M. le président. La parole est à M. Philippe Gosselin.

M. Philippe Gosselin. Elles ne me paraissent pas à ce point inconciliables. La liste de l’article 16 du code de procédure pénale est assez large, même si elle est encadrée par des justifications tenant par exemple à l’éloignement – je pense au capitaine de navire, seul maître à bord après Dieu. Il ne s’agit pas de faire des directeurs de prison les seuls maîtres à bord de certains navires pénitentiaires, c’est évident, mais cela permettrait parfois d’accélérer les procédures. Je rappelle que les officiers de police judiciaire ne sont pas non plus sans contrôle : leur action est encadrée, des recours sont possibles. Dans certains cas, cela permettrait des actions plus rapides.

Le rapporteur a raison, si quelques organisations syndicales ont exprimé des demandes sur ce point, cela ne s’est pas généralisé – et, à vrai dire, j’en suis très surpris. Au cours des échanges que nous avons pu avoir avec tel ou tel directeur, et compte tenu du nombre important d’établissements que nous avons visités depuis un an, nous avons entendu des réclamations à ce sujet : il nous semblait intéressant et important de les relayer. C’est un sujet important, que l’on ne peut pas se contenter de balayer d’un revers de la main.

M. le président. La parole est à M. Éric Ciotti.

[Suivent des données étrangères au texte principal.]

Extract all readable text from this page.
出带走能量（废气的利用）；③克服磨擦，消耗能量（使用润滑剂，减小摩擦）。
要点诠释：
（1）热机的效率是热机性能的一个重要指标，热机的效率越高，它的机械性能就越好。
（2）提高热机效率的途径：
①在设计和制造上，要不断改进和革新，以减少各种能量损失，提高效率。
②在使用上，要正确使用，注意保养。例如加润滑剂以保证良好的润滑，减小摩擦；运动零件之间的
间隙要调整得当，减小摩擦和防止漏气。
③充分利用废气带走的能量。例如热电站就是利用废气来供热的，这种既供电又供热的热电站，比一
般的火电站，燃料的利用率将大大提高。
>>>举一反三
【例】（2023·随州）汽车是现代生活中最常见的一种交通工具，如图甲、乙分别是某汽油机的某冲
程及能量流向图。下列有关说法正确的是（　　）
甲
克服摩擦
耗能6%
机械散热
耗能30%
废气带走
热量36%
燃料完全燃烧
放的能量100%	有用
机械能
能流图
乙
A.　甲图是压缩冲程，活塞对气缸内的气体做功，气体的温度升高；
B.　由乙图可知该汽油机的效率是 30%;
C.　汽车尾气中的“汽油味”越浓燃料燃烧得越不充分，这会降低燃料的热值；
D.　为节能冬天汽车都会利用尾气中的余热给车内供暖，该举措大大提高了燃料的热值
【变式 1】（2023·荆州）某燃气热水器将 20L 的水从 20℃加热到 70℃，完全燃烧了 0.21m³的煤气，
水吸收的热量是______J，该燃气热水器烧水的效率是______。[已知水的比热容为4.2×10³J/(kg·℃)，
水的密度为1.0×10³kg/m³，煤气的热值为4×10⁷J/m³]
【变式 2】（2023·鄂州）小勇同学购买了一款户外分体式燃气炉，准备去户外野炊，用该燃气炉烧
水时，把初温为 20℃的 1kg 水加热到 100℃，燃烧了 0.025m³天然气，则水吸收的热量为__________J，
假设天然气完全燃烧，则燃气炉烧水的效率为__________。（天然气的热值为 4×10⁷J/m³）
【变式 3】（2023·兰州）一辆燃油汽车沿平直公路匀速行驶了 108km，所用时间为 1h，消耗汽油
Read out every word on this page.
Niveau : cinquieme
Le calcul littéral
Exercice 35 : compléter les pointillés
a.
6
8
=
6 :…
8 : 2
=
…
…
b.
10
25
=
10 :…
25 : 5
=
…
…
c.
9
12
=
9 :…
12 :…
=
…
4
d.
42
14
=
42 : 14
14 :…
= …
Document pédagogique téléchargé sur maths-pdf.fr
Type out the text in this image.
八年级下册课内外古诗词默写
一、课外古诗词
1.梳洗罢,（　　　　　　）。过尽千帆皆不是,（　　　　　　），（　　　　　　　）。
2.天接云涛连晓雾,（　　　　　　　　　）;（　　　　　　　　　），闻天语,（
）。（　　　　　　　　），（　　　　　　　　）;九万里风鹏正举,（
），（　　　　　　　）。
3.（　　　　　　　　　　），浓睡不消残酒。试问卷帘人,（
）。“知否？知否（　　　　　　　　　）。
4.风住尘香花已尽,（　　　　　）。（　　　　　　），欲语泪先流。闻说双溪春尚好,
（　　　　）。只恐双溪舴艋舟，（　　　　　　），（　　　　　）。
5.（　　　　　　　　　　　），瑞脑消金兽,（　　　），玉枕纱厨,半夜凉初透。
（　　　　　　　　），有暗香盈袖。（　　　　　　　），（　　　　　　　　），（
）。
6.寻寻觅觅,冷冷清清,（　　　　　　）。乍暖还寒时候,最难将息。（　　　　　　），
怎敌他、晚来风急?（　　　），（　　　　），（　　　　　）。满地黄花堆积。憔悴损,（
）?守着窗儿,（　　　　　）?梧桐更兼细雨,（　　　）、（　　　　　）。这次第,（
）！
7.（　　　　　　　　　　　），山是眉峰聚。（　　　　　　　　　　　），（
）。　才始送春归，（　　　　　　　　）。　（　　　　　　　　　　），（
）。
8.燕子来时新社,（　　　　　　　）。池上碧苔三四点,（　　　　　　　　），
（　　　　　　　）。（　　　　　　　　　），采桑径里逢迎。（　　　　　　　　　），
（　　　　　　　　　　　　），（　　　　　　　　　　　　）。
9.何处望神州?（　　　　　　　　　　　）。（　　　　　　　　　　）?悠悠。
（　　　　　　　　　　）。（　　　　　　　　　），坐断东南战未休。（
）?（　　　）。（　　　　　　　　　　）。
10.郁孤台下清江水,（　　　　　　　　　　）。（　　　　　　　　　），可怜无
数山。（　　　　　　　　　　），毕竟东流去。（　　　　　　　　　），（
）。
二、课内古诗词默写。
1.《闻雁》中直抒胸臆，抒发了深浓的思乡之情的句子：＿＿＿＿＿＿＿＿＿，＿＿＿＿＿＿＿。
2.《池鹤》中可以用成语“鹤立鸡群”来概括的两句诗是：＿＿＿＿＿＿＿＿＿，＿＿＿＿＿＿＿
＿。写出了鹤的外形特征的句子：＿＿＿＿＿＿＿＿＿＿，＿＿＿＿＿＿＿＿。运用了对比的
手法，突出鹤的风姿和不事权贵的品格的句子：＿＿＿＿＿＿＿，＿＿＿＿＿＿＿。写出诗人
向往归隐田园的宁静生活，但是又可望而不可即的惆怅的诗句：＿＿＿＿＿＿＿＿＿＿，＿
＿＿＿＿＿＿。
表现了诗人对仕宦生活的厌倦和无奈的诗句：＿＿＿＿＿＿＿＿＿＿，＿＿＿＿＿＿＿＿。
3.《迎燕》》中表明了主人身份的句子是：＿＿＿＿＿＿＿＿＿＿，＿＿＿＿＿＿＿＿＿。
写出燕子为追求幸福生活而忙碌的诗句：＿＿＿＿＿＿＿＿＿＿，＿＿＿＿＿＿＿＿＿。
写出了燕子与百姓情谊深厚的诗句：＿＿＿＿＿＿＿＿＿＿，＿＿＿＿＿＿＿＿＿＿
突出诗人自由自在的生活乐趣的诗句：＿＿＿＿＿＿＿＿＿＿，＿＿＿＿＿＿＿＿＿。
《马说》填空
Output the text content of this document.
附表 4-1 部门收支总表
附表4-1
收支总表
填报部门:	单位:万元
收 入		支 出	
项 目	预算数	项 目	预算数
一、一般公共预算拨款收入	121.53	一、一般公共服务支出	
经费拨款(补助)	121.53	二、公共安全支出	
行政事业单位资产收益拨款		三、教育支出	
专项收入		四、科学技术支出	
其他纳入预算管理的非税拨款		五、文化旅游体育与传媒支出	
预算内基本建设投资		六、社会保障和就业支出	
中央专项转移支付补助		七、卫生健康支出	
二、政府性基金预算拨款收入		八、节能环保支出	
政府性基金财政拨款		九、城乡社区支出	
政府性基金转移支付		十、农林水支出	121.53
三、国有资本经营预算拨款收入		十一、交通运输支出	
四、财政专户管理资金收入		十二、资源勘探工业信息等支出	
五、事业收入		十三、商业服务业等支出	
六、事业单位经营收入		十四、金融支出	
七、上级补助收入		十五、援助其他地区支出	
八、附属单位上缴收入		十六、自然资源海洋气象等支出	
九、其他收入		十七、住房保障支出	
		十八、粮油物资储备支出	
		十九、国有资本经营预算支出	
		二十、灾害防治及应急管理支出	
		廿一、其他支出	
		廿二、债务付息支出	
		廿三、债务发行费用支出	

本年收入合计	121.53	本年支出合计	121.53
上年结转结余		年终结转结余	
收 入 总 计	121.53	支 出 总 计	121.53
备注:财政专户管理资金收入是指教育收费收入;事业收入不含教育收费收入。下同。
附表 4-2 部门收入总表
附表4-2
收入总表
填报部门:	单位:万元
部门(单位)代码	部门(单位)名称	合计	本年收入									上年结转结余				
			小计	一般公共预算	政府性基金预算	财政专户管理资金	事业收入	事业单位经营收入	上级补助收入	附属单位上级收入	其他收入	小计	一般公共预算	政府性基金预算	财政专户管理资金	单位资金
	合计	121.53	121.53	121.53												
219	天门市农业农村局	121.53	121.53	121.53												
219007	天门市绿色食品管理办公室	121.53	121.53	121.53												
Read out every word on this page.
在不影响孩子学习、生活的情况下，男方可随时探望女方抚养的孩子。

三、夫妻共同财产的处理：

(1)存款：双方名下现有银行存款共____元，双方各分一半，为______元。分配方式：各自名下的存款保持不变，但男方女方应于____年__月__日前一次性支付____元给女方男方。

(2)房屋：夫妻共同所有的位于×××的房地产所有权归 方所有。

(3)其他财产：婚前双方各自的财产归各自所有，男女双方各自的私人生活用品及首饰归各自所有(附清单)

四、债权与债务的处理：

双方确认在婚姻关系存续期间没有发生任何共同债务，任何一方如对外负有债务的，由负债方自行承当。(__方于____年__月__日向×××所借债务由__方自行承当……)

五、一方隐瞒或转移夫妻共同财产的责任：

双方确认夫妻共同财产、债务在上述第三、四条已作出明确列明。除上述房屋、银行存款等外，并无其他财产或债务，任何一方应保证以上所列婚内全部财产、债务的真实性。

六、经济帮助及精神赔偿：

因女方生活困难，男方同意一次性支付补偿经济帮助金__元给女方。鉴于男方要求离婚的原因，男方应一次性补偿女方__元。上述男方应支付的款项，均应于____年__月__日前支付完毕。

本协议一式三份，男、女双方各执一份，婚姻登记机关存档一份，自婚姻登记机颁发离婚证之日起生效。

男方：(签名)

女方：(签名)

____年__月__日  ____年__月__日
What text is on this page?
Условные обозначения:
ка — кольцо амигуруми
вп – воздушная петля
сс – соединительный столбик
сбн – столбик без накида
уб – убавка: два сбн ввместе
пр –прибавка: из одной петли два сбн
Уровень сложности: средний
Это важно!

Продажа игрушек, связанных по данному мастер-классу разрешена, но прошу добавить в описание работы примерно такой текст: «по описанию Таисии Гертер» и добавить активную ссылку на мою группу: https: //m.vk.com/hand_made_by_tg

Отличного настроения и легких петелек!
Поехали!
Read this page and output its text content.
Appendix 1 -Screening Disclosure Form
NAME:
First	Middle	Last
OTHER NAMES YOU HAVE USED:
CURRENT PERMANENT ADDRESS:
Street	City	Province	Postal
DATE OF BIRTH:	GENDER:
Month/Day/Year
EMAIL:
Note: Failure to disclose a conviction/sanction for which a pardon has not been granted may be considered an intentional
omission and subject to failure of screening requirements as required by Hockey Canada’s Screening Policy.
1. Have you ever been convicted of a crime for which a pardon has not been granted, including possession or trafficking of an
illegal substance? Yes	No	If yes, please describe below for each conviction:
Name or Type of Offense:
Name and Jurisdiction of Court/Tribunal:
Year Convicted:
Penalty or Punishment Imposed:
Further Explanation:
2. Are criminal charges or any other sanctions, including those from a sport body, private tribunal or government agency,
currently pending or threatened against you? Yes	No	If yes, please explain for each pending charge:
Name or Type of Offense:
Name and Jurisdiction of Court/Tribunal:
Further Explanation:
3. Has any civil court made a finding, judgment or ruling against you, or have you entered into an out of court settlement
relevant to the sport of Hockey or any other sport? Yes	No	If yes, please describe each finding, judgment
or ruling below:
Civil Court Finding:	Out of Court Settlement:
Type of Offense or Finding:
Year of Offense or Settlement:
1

M. Éric Ciotti. Monsieur le rapporteur, j’ai quelque difficulté à accepter vos arguments, qui ne me paraissent guère pertinents. Vous dites qu’il n’y a pas eu de demande. Or j’ai à plusieurs reprises rencontré des directeurs d’établissement lors d’auditions à l’Assemblée ou au cours de visites, et, chaque fois, cette requête est revenue. Elle me paraît de bon sens. Mme la garde des sceaux et M. le rapporteur indiquent qu’il doit y avoir une distinction entre l’autorité judiciaire et le chef d’établissement : certes, mais cela existe déjà pour les services de police qui conduisent une enquête sous l’autorité du procureur ou du procureur général, et encore plus pour la qualification d’OPJ d’un maire ou d’un adjoint au maire. Cet amendement relève du bon sens, de la logique : je regrette que vous y soyez défavorables et que vous n’acceptiez pas ce débat.

De façon plus générale, permettez-moi de regretter aussi cette forme de rejet systématique que vous opposez à tous les amendements qui ne viennent pas du groupe majoritaire.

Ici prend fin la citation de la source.